Mining construction work decline to weigh on major project activity
With mining-related construction investment easing from peak levels, Australia's leading construction firms are anticipating the value of total construction activity will fall in real terms over the next couple of years, the Australian Industry Group (AiGroup) have said in a recent statement.
The latest Ai Group/Australian Constructors Association Construction Outlook survey reveals after solid growth of 10.6 per cent p.a. in 2012/13, the total value of engineering and commercial construction work is expected to rise by just 2.0 per cent p.a. in 2013/14 and by 1.0 per cent p.a. in 2014/15 in nominal terms — representing a fall in real terms.
Growth in the value of engineering construction work is set to significantly drop from 12.9 per cent in 2012/13 to 1.9 per cent p.a. in 2013/14 before stabilising in 2014/15. This reflects weaker conditions across a range of infrastructure categories and resource-based heavy industrial sectors.
Telecommunications work is however forecast to remain robust in line with the NBN roll-out and related investment.
Levels of construction activity are also expected to hold up reasonably well in the oil and gas sector — despite a slower growth outlook — while civil projects, such as terminals and ports, are expected to still generate solid work in 2013/14 before weakening the following year.
Prospects for commercial construction remain subdued consistent with the soft and patchy nature of project activity within the sector. The survey points to growth in commercial work of 1.0 per cent p.a. in 2013/14 followed by a mild pick-up in 2014/15 with growth of 4.4 per cent p.a. anticipated.
"The Ai Group/Australian Constructors Association Construction Outlook Report highlights a central question facing the Australian economy: what will drive economic growth and increased living standards as mining investment eases?," Innes Willox, Australian Industry Group chief executive, said.
"While some areas of engineering and commercial construction — notably telecommunications work and construction related to oil and gas projects — are expected to expand, these bright spots are not anticipated to compensate for the reduction in mining work over the next couple of years.

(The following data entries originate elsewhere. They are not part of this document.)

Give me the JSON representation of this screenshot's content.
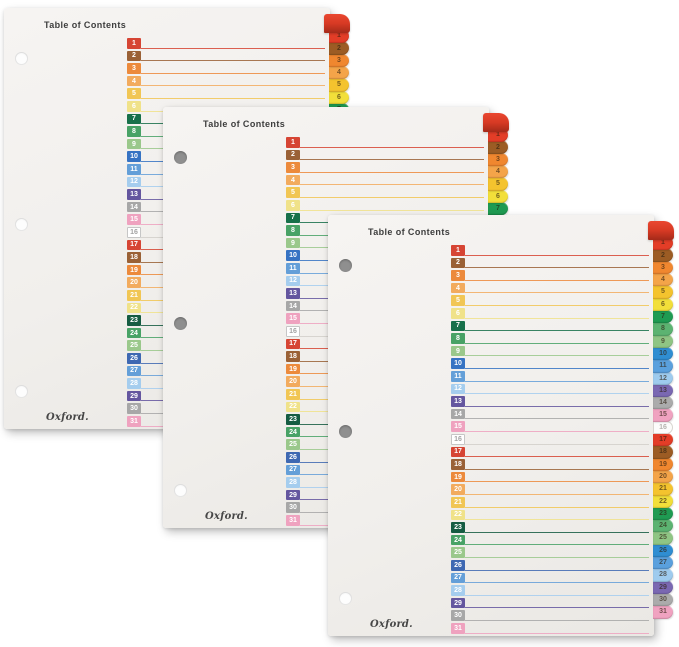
{
  "product": {
    "title": "Table of Contents",
    "brand": "Oxford.",
    "description": "Three table-of-contents divider sheets, each with multicolor numbered index tabs 1-31 and matching ruled entry lines"
  },
  "colors": {
    "background": "#ffffff",
    "paper": "#f2f0ed",
    "title_text": "#3d3d3d",
    "brand_text": "#474747",
    "hole_gray": "#8f8f8f",
    "row_number_text": "#ffffff",
    "tab_number_text": "rgba(45,30,15,0.65)",
    "curl_red_dark": "#a42a19"
  },
  "entries": [
    {
      "number": "1",
      "color": "#d64534",
      "tab_color": "#e33d27"
    },
    {
      "number": "2",
      "color": "#9a6136",
      "tab_color": "#9c5c24"
    },
    {
      "number": "3",
      "color": "#ec8a3c",
      "tab_color": "#f0872f"
    },
    {
      "number": "4",
      "color": "#f2ab5e",
      "tab_color": "#f4a449"
    },
    {
      "number": "5",
      "color": "#f1c654",
      "tab_color": "#f4c32e"
    },
    {
      "number": "6",
      "color": "#f0e289",
      "tab_color": "#f2df3a"
    },
    {
      "number": "7",
      "color": "#17704a",
      "tab_color": "#1f9b52"
    },
    {
      "number": "8",
      "color": "#48a266",
      "tab_color": "#5cb371"
    },
    {
      "number": "9",
      "color": "#9ac88b",
      "tab_color": "#8fc584"
    },
    {
      "number": "10",
      "color": "#3673c3",
      "tab_color": "#2f8ed2"
    },
    {
      "number": "11",
      "color": "#649fd8",
      "tab_color": "#5aa0dd"
    },
    {
      "number": "12",
      "color": "#a5cdee",
      "tab_color": "#9ecbee"
    },
    {
      "number": "13",
      "color": "#64569f",
      "tab_color": "#7a68b2"
    },
    {
      "number": "14",
      "color": "#a7a7a7",
      "tab_color": "#ababab"
    },
    {
      "number": "15",
      "color": "#efa2bf",
      "tab_color": "#f0a2c0"
    },
    {
      "number": "16",
      "color": "#ffffff",
      "tab_color": "#fcfcfb",
      "number_text": "#a3a3a3",
      "box_border": "#c6c6c6",
      "line_color": "#d2cfca",
      "tab_border": "#d8d5d0",
      "tab_text": "#b5b3af"
    },
    {
      "number": "17",
      "color": "#d64534",
      "tab_color": "#e33d27"
    },
    {
      "number": "18",
      "color": "#9a6136",
      "tab_color": "#9c5c24"
    },
    {
      "number": "19",
      "color": "#ec8a3c",
      "tab_color": "#f0872f"
    },
    {
      "number": "20",
      "color": "#f2ab5e",
      "tab_color": "#f4a449"
    },
    {
      "number": "21",
      "color": "#f1c654",
      "tab_color": "#f4c32e"
    },
    {
      "number": "22",
      "color": "#f0e289",
      "tab_color": "#f2df3a"
    },
    {
      "number": "23",
      "color": "#155c42",
      "tab_color": "#1f9b52"
    },
    {
      "number": "24",
      "color": "#48a266",
      "tab_color": "#5cb371"
    },
    {
      "number": "25",
      "color": "#9ac88b",
      "tab_color": "#8fc584"
    },
    {
      "number": "26",
      "color": "#3e68b2",
      "tab_color": "#2f8ed2"
    },
    {
      "number": "27",
      "color": "#649fd8",
      "tab_color": "#5aa0dd"
    },
    {
      "number": "28",
      "color": "#a5cdee",
      "tab_color": "#9ecbee"
    },
    {
      "number": "29",
      "color": "#64569f",
      "tab_color": "#7a68b2"
    },
    {
      "number": "30",
      "color": "#a7a7a7",
      "tab_color": "#ababab"
    },
    {
      "number": "31",
      "color": "#efa2bf",
      "tab_color": "#f0a2c0"
    }
  ]
}
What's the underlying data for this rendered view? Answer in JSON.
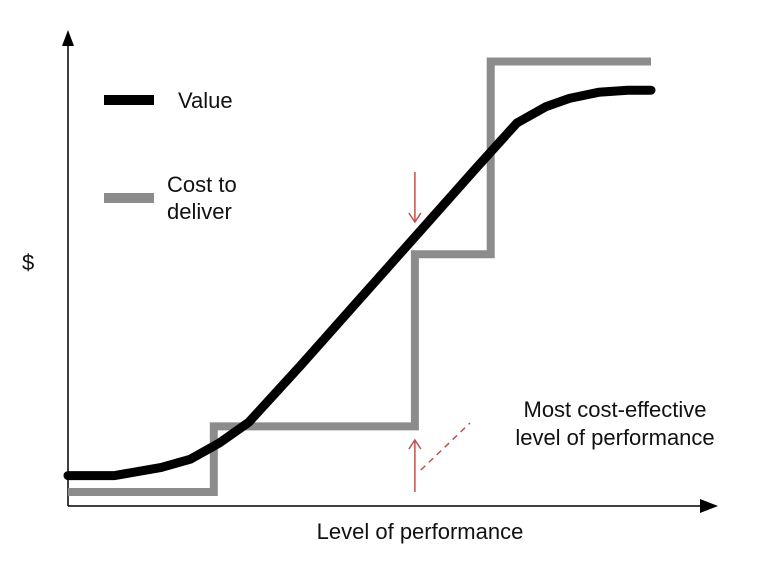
{
  "chart_data": {
    "type": "line",
    "title": "",
    "xlabel": "Level of performance",
    "ylabel": "$",
    "grid": false,
    "legend_placement": "top-left",
    "colors": {
      "value": "#000000",
      "cost": "#8c8c8c",
      "arrow": "#c0504d",
      "axis": "#000000"
    },
    "series": [
      {
        "name": "Value",
        "color": "#000000",
        "x": [
          0,
          8,
          16,
          21,
          26,
          31,
          40,
          50,
          60,
          70,
          77,
          82,
          86,
          91,
          96,
          100
        ],
        "y": [
          4,
          4,
          6,
          8,
          12,
          17,
          31,
          47,
          63,
          79,
          90,
          94,
          96,
          97.5,
          98,
          98
        ]
      },
      {
        "name": "Cost to deliver",
        "color": "#8c8c8c",
        "step": true,
        "x": [
          0,
          25,
          25,
          59.5,
          59.5,
          72.5,
          72.5,
          100
        ],
        "y": [
          0,
          0,
          16,
          16,
          58,
          58,
          105,
          105
        ]
      }
    ],
    "annotations": [
      {
        "text_lines": [
          "Most cost-effective",
          "level of performance"
        ],
        "x": 59.5
      }
    ]
  }
}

"With the flat outlook for other key parts of the economy on the back of weak non-mining investment in recent years; the dampening impacts of a strong domestic currency; and a legacy of an extended period of low productivity growth, there is no hiding from the extent of the challenges to be faced over the next couple of years."
"The projected drop in the value of work highlights the need for public and private sector clients to engage with the industry to identify more effective strategies to support greater reliability of the construction pipeline," Lindsay Le Compte, Australian Constructors Association (ACA) executive director, said.
"Issues such as the financing of projects, the cost of construction — including the cost of tendering — and how projects are incorporated within an overall sustainability framework, are important discussions that need to occur."